Sumber : theindonesianwriters.wordpress.com |
Betapa indahnya Islam
yang mengajarkan tentang arti dari kebersamaan, persatuan dan rasa solidaritas
yang begitu kuat. Rasulullah sholallahu
‘alaihi wassalam sendiri mengatakan dalam salah satu sabdanya :
مَثَلُ اْلمُؤمِنِينَ فِى تَوَادِّهِمْ وَتَرَحُمِهِمْ
وَتَعَاطُفِهِمْ مَثَلُ اْلجَسَدِ إِذَا اشْتَكَى مِنْهُ عُضْوٌ تَدَاعَى لَهُ
سَائِرُ الْجَسَدِ بِالسَّهَرِ وَالْحُمَّى.
“Perumpamaan kaum mukminin satu dengan yang lainnya dalam hal
saling mencintai, saling menyayangi dan saling berlemah lembut di antara mereka
adalah layaknya satu tubuh.

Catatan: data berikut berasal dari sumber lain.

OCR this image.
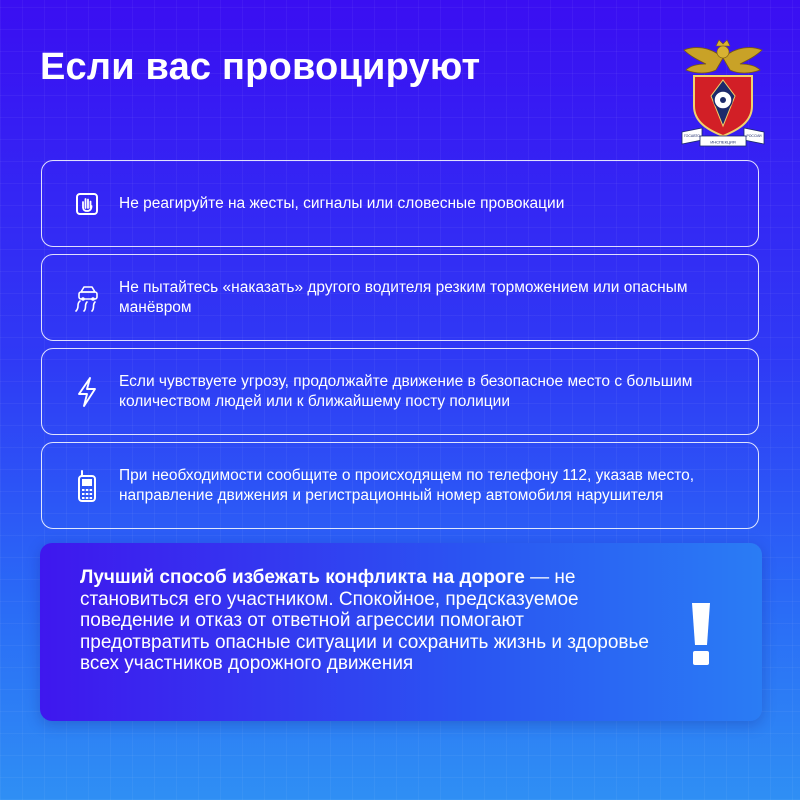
Если вас провоцируют
ГОСАВТО
ИНСПЕКЦИЯ
РОССИИ
Не реагируйте на жесты, сигналы или словесные провокации
Не пытайтесь «наказать» другого водителя резким торможением или опасным манёвром
Если чувствуете угрозу, продолжайте движение в безопасное место с большим количеством людей или к ближайшему посту полиции
При необходимости сообщите о происходящем по телефону 112, указав место, направление движения и регистрационный номер автомобиля нарушителя
Лучший способ избежать конфликта на дороге — не становиться его участником. Спокойное, предсказуемое поведение и отказ от ответной агрессии помогают предотвратить опасные ситуации и сохранить жизнь и здоровье всех участников дорожного движения
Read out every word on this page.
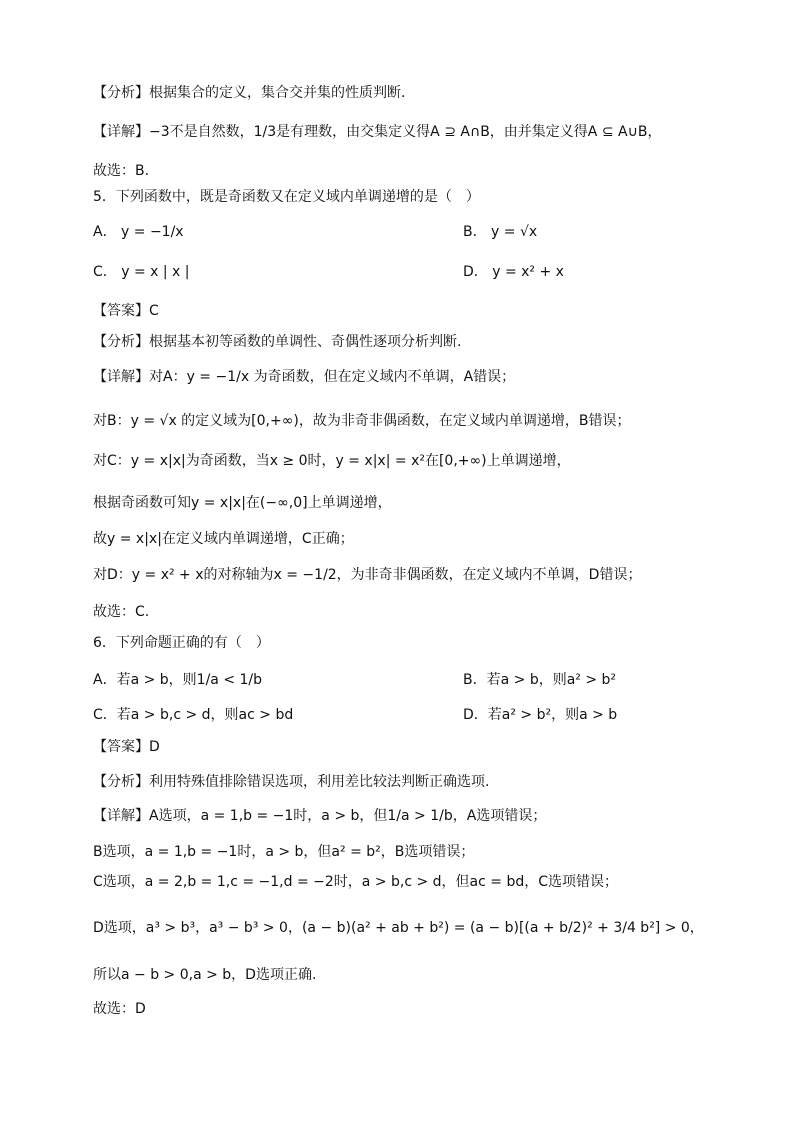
【分析】根据集合的定义，集合交并集的性质判断．
【详解】−3不是自然数，1/3是有理数，由交集定义得A ⊇ A∩B，由并集定义得A ⊆ A∪B，
故选：B．
5．下列函数中，既是奇函数又在定义域内单调递增的是（　）
A． y = −1/x	B． y = √x
C． y = x | x |	D． y = x² + x
【答案】C
【分析】根据基本初等函数的单调性、奇偶性逐项分析判断.
【详解】对A：y = −1/x 为奇函数，但在定义域内不单调，A错误；
对B：y = √x 的定义域为[0,+∞)，故为非奇非偶函数，在定义域内单调递增，B错误；
对C：y = x|x|为奇函数，当x ≥ 0时，y = x|x| = x²在[0,+∞)上单调递增，
根据奇函数可知y = x|x|在(−∞,0]上单调递增，
故y = x|x|在定义域内单调递增，C正确；
对D：y = x² + x的对称轴为x = −1/2，为非奇非偶函数，在定义域内不单调，D错误；
故选：C.
6．下列命题正确的有（　）
A．若a > b，则1/a < 1/b	B．若a > b，则a² > b²
C．若a > b,c > d，则ac > bd	D．若a² > b²，则a > b
【答案】D
【分析】利用特殊值排除错误选项，利用差比较法判断正确选项.
【详解】A选项，a = 1,b = −1时，a > b，但1/a > 1/b，A选项错误；
B选项，a = 1,b = −1时，a > b，但a² = b²，B选项错误；
C选项，a = 2,b = 1,c = −1,d = −2时，a > b,c > d，但ac = bd，C选项错误；
D选项，a³ > b³，a³ − b³ > 0，(a − b)(a² + ab + b²) = (a − b)[(a + b/2)² + 3/4 b²] > 0，
所以a − b > 0,a > b，D选项正确.
故选：D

Apabila salah satu anggota badan sakit, maka semua
anggota badannya juga merasa demam dan tidak bisa tidur” (HR. Muslim 8/20)
Bahkan dalam sabdanya
yang lain Rasulullah sholallahu ’alaihi wassalam menegaskan ketidaksempurnaan
iman seseorang yang tidak mencintai saudaranya sesama muslim :
لا يؤمن أحدكم حتى يحب لأ خيه ما يحب لنفسه.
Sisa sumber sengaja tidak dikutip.